Das Auto bezeichnet Togg als smart mobile device. Ein Bildschirm überspannt die komplette Fahrzeugbreite und wird durch einen zweiten Screen flankiert, auf dem die Fahrerin zum Beispiel die Temperatur im Wagen einstellt. Daneben setzt Togg auf digitale Dienstleistungen. Das Unternehmen hat eine eigene Währung ausgegeben, die Kundinnen und Kunden wie bei Payback bei allen beteiligten Unternehmen für Einnahmen und Ausgaben nutzen können. Partner sind unter anderem die nationale Fluglinie Turkish Airlines, Versicherungen und sogar Finanzämter. 

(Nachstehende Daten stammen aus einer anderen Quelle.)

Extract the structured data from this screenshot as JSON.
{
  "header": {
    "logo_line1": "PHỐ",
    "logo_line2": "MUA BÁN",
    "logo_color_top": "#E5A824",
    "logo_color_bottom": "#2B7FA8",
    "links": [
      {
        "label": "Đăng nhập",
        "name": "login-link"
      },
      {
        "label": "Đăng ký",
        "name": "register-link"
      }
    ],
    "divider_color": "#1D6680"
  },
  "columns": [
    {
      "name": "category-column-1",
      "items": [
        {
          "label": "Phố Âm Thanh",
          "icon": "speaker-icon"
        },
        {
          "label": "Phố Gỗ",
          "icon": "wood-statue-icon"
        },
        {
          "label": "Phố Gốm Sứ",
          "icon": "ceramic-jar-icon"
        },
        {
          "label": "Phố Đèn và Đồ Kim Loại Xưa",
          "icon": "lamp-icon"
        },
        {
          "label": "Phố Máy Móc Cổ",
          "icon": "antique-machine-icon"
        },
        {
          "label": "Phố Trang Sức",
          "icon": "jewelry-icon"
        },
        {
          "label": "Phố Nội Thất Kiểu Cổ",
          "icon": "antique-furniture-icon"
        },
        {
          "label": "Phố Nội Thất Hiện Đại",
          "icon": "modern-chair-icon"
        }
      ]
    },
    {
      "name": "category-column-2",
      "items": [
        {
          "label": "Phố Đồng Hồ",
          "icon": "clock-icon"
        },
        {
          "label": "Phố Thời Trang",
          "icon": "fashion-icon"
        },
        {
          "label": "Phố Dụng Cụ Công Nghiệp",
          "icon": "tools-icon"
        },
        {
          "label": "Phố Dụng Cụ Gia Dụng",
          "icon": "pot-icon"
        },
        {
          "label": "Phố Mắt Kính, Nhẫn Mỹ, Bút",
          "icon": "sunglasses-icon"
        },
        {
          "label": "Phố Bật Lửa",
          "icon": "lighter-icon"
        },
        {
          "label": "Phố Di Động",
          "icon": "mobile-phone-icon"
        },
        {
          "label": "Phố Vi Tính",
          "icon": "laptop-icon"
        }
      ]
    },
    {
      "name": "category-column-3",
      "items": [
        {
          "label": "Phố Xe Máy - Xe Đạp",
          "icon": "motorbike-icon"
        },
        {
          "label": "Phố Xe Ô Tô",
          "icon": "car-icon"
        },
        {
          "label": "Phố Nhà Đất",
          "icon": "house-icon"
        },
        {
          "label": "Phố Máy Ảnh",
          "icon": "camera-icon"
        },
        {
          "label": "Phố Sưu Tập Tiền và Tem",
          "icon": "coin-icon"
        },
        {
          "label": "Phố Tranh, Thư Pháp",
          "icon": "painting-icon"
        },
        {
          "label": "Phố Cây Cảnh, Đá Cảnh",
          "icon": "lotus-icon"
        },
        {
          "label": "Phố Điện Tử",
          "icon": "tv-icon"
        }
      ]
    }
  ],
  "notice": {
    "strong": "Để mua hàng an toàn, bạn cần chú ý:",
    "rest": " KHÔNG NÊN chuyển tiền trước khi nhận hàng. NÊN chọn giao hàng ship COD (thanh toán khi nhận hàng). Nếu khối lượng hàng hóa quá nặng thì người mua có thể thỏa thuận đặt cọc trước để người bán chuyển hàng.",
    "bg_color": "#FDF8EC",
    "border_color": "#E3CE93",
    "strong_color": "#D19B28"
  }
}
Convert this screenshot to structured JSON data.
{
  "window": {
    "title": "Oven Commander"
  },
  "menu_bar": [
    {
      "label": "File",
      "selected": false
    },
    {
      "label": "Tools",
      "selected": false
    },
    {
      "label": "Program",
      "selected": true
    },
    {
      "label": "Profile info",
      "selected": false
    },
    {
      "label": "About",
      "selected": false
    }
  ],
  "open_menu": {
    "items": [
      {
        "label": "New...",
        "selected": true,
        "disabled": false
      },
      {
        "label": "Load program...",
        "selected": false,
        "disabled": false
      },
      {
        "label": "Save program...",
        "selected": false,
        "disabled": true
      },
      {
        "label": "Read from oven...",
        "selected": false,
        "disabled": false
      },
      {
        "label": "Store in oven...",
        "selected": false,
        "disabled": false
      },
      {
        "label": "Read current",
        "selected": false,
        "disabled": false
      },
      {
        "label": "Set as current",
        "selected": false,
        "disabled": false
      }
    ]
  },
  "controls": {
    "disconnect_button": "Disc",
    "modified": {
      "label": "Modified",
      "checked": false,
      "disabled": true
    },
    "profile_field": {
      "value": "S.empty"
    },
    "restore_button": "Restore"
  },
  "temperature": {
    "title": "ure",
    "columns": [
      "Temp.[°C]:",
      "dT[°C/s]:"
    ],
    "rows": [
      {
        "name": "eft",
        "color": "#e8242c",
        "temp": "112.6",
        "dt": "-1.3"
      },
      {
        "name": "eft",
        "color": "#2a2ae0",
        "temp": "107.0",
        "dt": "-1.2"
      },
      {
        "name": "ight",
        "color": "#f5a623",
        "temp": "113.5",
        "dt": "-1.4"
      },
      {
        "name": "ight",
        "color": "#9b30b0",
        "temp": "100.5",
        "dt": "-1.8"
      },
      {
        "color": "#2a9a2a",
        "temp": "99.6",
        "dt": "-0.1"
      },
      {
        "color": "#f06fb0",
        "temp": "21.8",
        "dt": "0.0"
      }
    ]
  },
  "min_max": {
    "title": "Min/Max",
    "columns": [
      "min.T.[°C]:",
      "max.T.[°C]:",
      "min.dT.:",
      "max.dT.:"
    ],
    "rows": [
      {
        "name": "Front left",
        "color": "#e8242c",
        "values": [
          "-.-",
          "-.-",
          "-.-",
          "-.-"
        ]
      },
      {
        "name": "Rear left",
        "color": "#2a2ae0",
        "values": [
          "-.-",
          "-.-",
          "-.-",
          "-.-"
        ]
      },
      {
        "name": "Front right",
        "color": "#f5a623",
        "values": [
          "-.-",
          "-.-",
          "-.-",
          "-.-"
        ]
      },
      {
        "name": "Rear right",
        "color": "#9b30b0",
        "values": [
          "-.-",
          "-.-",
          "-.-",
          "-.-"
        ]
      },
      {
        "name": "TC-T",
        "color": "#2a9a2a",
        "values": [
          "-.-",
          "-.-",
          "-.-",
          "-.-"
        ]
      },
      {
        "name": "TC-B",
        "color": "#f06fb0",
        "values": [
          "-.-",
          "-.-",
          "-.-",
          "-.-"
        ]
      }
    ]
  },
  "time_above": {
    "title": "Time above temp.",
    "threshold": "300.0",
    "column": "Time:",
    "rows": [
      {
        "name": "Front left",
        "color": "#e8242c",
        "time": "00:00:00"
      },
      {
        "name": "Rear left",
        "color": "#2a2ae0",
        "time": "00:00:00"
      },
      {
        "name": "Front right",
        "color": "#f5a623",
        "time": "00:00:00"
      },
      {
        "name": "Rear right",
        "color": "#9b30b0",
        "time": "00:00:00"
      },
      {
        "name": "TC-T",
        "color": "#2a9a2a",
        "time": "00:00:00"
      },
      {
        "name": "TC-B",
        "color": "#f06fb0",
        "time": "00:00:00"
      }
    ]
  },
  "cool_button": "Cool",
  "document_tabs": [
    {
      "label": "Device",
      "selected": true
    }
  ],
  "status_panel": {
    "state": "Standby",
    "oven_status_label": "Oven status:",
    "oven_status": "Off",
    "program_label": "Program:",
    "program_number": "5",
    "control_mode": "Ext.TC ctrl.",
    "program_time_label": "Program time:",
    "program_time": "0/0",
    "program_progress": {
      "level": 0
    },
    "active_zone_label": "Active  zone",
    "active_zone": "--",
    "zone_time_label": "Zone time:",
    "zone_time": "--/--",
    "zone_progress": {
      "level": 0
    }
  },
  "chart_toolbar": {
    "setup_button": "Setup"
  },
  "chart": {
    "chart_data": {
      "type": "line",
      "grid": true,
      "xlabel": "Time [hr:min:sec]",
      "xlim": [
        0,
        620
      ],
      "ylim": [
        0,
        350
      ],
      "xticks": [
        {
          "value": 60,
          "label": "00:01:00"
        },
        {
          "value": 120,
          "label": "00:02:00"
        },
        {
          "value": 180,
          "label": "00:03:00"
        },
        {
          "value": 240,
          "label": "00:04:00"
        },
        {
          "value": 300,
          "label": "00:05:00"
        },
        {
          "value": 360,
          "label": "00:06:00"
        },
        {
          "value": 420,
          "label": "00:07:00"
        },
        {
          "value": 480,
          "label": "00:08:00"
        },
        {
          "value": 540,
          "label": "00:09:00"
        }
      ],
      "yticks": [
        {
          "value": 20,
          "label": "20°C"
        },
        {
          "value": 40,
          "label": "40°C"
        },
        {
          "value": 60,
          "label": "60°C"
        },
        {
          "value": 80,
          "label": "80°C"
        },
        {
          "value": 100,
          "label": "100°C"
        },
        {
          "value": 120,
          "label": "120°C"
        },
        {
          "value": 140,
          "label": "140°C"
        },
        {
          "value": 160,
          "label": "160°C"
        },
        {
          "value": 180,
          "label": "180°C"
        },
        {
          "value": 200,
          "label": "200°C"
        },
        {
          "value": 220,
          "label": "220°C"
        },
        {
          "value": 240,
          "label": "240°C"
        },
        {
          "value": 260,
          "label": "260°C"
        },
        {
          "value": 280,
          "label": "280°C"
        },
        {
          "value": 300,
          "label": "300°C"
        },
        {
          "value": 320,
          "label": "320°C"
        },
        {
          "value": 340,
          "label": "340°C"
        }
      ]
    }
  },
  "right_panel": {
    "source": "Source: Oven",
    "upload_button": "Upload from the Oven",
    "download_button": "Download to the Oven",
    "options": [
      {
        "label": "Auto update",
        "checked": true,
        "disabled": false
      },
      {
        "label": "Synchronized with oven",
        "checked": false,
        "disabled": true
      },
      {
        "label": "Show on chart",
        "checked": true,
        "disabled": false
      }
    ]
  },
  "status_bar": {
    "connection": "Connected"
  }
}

In der Türkei ist Togg bereits erfolgreich. Im ersten Halbjahr 2025 war fast jede fünfte Neuzulassung ein E-Auto, was vor allem Togg zuzurechnen ist. Die erste Produktion im Jahr 2023 war so begehrt, dass die 20.000 Autos verlost werden mussten. Auch die zweite Charge 2024 in der Größenordnung von 40.000 Stück war schnell ausverkauft. Bis 2032 will Togg die Jahresproduktion auf eine Million Fahrzeuge pro Jahr steigern. Und das trotz eines Listenpreises von umgerechnet mindestens 41.000 Euro, die für einen Neuwagen fällig sind. Zum Vergleich: Das monatliche Medianeinkommen lag 2023 bei knapp 10.000 Lira, etwa 900 Euro. Ein Preis für den deutschen Markt wurde weder im Vorfeld noch auf der IAA-Pressekonferenz kommuniziert.